Once there was a girl, make that a woman, who lived in the woods, but was not lonely. She was perfectly happy, sitting inside a hollow tree painting acorns. She had many friends painting acorns alongside her, some human like herself, some wood animals who would hold acorns between their paws or hooves and clamp paintbrushes in their teeth. She was busy and content, when one of the gentlemen painting acorns alongside her asked if she might like to get some honey mead.
You want to know if the gentleman was married?
Well, yes, now that you mention it, he was. But this gentleman and his lady were not entirely happy. In fact the lady had said to the gentleman that she thought they might be better off living in separate hollow trees. But they had two beautiful children and hadn’t yet taken proactive steps towards any particular tree relocation.
Yes, the two beautiful children did have names. Timothypherson was a lad training to be a bard, and Francessina was an archer, with the most excellent aim, who could best in archery all men and women, including the acorn-painting woman who would eventually become her stepmother. And Timothypherson would tell this same acorn-painting woman the most wonderful stories, and invite her to tell her own, during which he would ask many a relevant question and make many an insightful correction or improvement, thereby honing his skills as future bard.
So the acorn-painting gentleman and woman had a glass of honey mead, and over this honey mead soon discovered that their dreams aligned. For instance, they both imagined living in a hollow tree that had a back yard big enough to have a chicken coop, in which they might keep butterscotch-colored chickens, the color, the gentleman’s son Timothypherson would later point out, of his father’s chino pants. And verily—
Well, yes, as established already, the acorn-painting gentleman was married, but his wife had already voiced her dissatisfaction with their hollow tree, et cetera.
Well, of course, there were some bumps and bruises to overcome, some sore spots—see, this is what fairy tales leave out! They conclude with “happily ever after,” curtain drawn. But truly, kids, that’s spin.
No, not that kind of spin. Spin like—well, like whirling through the messy parts. Frankly there’s a lot that fairy tales screw up, excuse my French.
Correct, not real French.
Well, for example that stepmothers are bad news. The fact is, in real life birth mothers can be every bit as bad-newsy. It’s only in fairy tales that birth mothers are always good and kind and innocent. Note that they are also most often dead. It’s easy to be innocent, once dead.

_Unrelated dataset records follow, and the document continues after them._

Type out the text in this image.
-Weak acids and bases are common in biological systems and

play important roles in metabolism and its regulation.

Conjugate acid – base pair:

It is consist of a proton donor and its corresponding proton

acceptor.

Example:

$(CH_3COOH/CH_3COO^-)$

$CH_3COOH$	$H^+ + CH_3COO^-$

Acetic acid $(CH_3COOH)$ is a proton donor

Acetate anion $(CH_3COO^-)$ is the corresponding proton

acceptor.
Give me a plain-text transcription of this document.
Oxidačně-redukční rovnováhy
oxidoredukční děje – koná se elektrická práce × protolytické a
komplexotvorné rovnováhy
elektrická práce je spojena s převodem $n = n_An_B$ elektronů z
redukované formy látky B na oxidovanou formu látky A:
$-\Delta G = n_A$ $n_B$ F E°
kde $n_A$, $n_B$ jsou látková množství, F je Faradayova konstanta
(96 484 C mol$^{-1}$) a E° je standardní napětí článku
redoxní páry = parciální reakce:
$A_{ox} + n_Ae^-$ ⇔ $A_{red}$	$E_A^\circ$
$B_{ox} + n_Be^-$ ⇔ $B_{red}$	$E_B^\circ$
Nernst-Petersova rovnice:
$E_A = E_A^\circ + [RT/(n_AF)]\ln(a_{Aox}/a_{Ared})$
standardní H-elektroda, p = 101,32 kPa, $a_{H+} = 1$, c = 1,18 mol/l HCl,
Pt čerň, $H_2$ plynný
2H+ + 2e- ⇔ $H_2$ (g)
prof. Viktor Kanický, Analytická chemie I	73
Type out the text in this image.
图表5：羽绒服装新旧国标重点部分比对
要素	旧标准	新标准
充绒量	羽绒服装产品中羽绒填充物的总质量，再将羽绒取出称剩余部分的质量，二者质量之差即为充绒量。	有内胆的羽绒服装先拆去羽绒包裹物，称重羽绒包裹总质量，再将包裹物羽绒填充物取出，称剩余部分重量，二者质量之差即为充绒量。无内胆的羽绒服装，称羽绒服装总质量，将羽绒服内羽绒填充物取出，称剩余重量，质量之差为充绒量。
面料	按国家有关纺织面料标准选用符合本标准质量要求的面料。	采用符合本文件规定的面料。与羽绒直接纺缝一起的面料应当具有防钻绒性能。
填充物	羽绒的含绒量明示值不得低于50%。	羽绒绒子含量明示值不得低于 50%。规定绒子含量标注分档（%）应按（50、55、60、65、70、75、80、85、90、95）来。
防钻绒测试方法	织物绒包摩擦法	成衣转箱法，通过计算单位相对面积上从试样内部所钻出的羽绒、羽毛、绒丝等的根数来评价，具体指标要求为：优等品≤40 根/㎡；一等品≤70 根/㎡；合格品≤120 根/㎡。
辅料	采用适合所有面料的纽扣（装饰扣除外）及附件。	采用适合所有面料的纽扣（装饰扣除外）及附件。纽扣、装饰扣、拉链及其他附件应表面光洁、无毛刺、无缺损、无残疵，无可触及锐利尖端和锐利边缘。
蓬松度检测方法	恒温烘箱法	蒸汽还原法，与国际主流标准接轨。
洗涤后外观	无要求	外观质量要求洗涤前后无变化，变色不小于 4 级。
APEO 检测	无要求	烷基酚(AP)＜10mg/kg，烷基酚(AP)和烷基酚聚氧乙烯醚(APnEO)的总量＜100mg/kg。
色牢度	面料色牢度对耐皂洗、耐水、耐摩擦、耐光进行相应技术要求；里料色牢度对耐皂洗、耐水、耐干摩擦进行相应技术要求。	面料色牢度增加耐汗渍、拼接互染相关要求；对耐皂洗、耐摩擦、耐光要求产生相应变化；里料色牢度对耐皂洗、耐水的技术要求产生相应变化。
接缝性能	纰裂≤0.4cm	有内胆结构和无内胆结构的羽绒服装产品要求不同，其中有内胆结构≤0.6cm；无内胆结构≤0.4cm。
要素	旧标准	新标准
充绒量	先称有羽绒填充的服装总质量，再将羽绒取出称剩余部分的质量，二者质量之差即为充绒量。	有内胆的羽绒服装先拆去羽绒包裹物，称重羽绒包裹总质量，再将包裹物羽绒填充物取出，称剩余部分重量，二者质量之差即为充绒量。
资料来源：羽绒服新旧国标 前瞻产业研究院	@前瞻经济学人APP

Now of course there are stepmothers who absolutely deserve their bad rap, who have evil, intrusive mirrors and poisonous apples and the whole shebang. But listen, verily, there are other stepmothers who have no incentive to be evil, because their stepchildren, say for instance Timothypherson and Francessina, are interesting children. They keep their stepmother on her toes every day, and make her life maybe more full of chickens than she ever dreamed of, but nonetheless delightful. And she feels, in all sincerity, so lucky to have met these children! The acorn-painting woman was very happy with her life beforehand, one does not need a prince to complete oneself. That goes double for you, Francessina. But her life is richer today, and she is so grateful that the future bard and gifted archer are part of it. She is speaking from the heart here, verily.
Who else gets a bad rap? Well, I’ve always been mystified by why people love doves and hate pigeons. What’s up with that? Timothy, want to tell us a story about bias? Bias is when you don’t like someone or something, but you don’t have a good reason to feel that way. I’m oversimplifying. Okay, Timothy, how about a story about a thoughtful, clever pigeon?